Tag um Tag ging es dem kleinen Mädchen schlechter. Mittlerweile kam es sogar so weit, dass sie Blut spukte und immer müder wurde. Doch sie wollte ihr Versprechen halten und ihre Großmutter finden. Am vierzehnten Tag ihrer Wanderung glaubte sie Geister zu sehen. Gestalten in gelben und weißen Anzügen kamen auf sie zu.
    »Die bösen Männer … ich muss hier weg …«, dachte Lingyu. Aber ihre Kräfte verließen sie und das Mädchen sank zu Boden. Die Gestalten kamen immer näher, bis sie sich direkt neben ihr befanden.
   »Mein Gott. Das Mädchen hat überlebt. Sergeant Kinley! Bringen Sie das Mädchen sofort ins Sanitätszelt. Der Doktor soll sie umgehend untersuchen.«
Ein Mann in einem Schutzanzug hob die kleine Lingyu hoch und trug sie zurück ins Lager, welches keine hundert Meter entfernt war. Sie wurde von den Ärzten eingehend untersucht. Major Higgins ließ sich Bericht erstatten.
    »Wie geht es ihr, Doktor?«
   »Es tut mir schrecklich leid, Major Higgins. Wir können nichts mehr für sie tun. Es ist ein Wunder, dass sie überhaupt so weit gekommen ist. Das Mädchen muss sich in unmittelbarer Nähe einer der Explosionen befunden haben.«
    Der Major schlug mit der Faust auf den Tisch.
    »Dieser verdammte Krieg …«
    Er schaute zu dem Mädchen hinüber.
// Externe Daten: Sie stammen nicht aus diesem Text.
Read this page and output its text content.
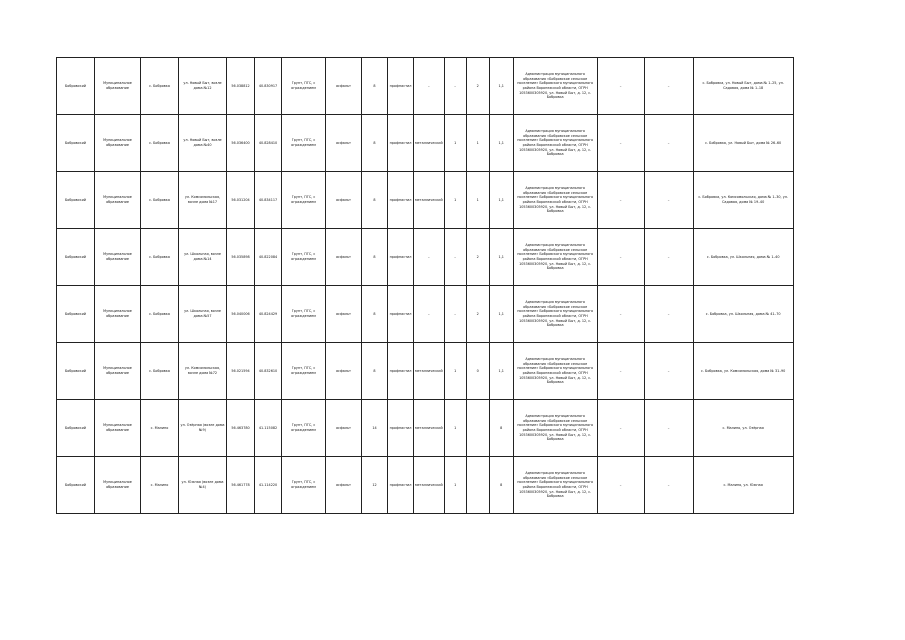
Бобровский	Муниципальное образование	с. Бобровка	ул. Новый Быт, возле дома №12	56.038812	40.830917	Грунт, ПГС, с ограждением	асфальт	8	профнастил	–	–	2	1,1	Администрация муниципального образования «Бобровское сельское поселение» Бобровского муниципального района Воронежской области, ОГРН 1053600305920, ул. Новый Быт, д. 12, с. Бобровка	–	–	с. Бобровка, ул. Новый Быт, дома № 1–25, ул. Садовая, дома № 1–18
Бобровский	Муниципальное образование	с. Бобровка	ул. Новый Быт, возле дома №40	56.036400	40.828410	Грунт, ПГС, с ограждением	асфальт	8	профнастил	металлический	1	1	1,1	Администрация муниципального образования «Бобровское сельское поселение» Бобровского муниципального района Воронежской области, ОГРН 1053600305920, ул. Новый Быт, д. 12, с. Бобровка	–	–	с. Бобровка, ул. Новый Быт, дома № 26–60
Бобровский	Муниципальное образование	с. Бобровка	ул. Комсомольская, возле дома №17	56.031204	40.834117	Грунт, ПГС, с ограждением	асфальт	8	профнастил	металлический	1	1	1,1	Администрация муниципального образования «Бобровское сельское поселение» Бобровского муниципального района Воронежской области, ОГРН 1053600305920, ул. Новый Быт, д. 12, с. Бобровка	–	–	с. Бобровка, ул. Комсомольская, дома № 1–30, ул. Садовая, дома № 19–40
Бобровский	Муниципальное образование	с. Бобровка	ул. Школьная, возле дома №14	56.035898	40.822084	Грунт, ПГС, с ограждением	асфальт	8	профнастил	–	–	2	1,1	Администрация муниципального образования «Бобровское сельское поселение» Бобровского муниципального района Воронежской области, ОГРН 1053600305920, ул. Новый Быт, д. 12, с. Бобровка	–	–	с. Бобровка, ул. Школьная, дома № 1–40
Бобровский	Муниципальное образование	с. Бобровка	ул. Школьная, возле дома №57	56.040006	40.824429	Грунт, ПГС, с ограждением	асфальт	8	профнастил	–	–	2	1,1	Администрация муниципального образования «Бобровское сельское поселение» Бобровского муниципального района Воронежской области, ОГРН 1053600305920, ул. Новый Быт, д. 12, с. Бобровка	–	–	с. Бобровка, ул. Школьная, дома № 41–70
Бобровский	Муниципальное образование	с. Бобровка	ул. Комсомольская, возле дома №72	56.021594	40.832610	Грунт, ПГС, с ограждением	асфальт	8	профнастил	металлический	1	0	1,1	Администрация муниципального образования «Бобровское сельское поселение» Бобровского муниципального района Воронежской области, ОГРН 1053600305920, ул. Новый Быт, д. 12, с. Бобровка	–	–	с. Бобровка, ул. Комсомольская, дома № 31–90
Бобровский	Муниципальное образование	с. Малино	ул. Озёрная (возле дома №9)	56.463780	41.115082	Грунт, ПГС, с ограждением	асфальт	14	профнастил	металлический	1		8	Администрация муниципального образования «Бобровское сельское поселение» Бобровского муниципального района Воронежской области, ОГРН 1053600305920, ул. Новый Быт, д. 12, с. Бобровка	–	–	с. Малино, ул. Озёрная
Бобровский	Муниципальное образование	с. Малино	ул. Южная (возле дома №4)	56.461778	41.114220	Грунт, ПГС, с ограждением	асфальт	12	профнастил	металлический	1		8	Администрация муниципального образования «Бобровское сельское поселение» Бобровского муниципального района Воронежской области, ОГРН 1053600305920, ул. Новый Быт, д. 12, с. Бобровка	–	–	с. Малино, ул. Южная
Es sah so aus, als würde sie sich mit jemandem unterhalten. Lingyu lag auf einem Lazarettbett und schaute nach vorne. Vor ihr standen ihre Mutter und ihr Vater.
    »Mama? Papa? Ihr seid hier? Verzeiht mir, aber ich habe es nicht zu Großmutter geschafft.«
    »Ist schon gut, mein kleiner Engel«, antwortete ihre Mutter.
    »Alles kommt wieder in Ordnung«, sagte ihr Vater.
    »Wir sind gekommen, um dich abzuholen. Nimm meine Hand und komme mit uns mit.«
   Mutter und Vater streckten ihr Arme nach ihrer Tochter aus und das Mädchen ergriff sie. Major Higgins sah, wie Lingyu ihren Arm hob, der kurz darauf niedersank. Leblos lag sie in ihrem Bett.
    »Doktor! Schnell! Schauen Sie nach dem Kind …«
   Der Doktor eilte zu ihrem Bett und suchte ihren Puls. Traurig schaute er den Major an und schüttelte langsam den Kopf. Vorsichtig schloss er ihre Augen und bedeckte den Kopf mit der Zudecke.
    »Es tut mir schrecklich Leid. Sie wurde von ihren Leiden erlöst.«

Millionen Menschen sind in diesen Tagen gestorben. Sie waren Väter, Mütter, Söhne und Töchter. Großeltern, Geschwister, Onkel und Tanten. Oder einfach nur gute Freunde. Die Entscheidung über Leben und Tod hängt oft an einem seidenen Faden. Eine einzige Person, ein Wort oder eine einfache Aktion kann der Auslöser dafür sein. Es wird keine Gewinner oder Sieger geben. Wir alle werden dabei verlieren und am Ende wird sich keiner mehr an uns erinnern. Der einstige Blaue Planet wird dann wüst und leer sein.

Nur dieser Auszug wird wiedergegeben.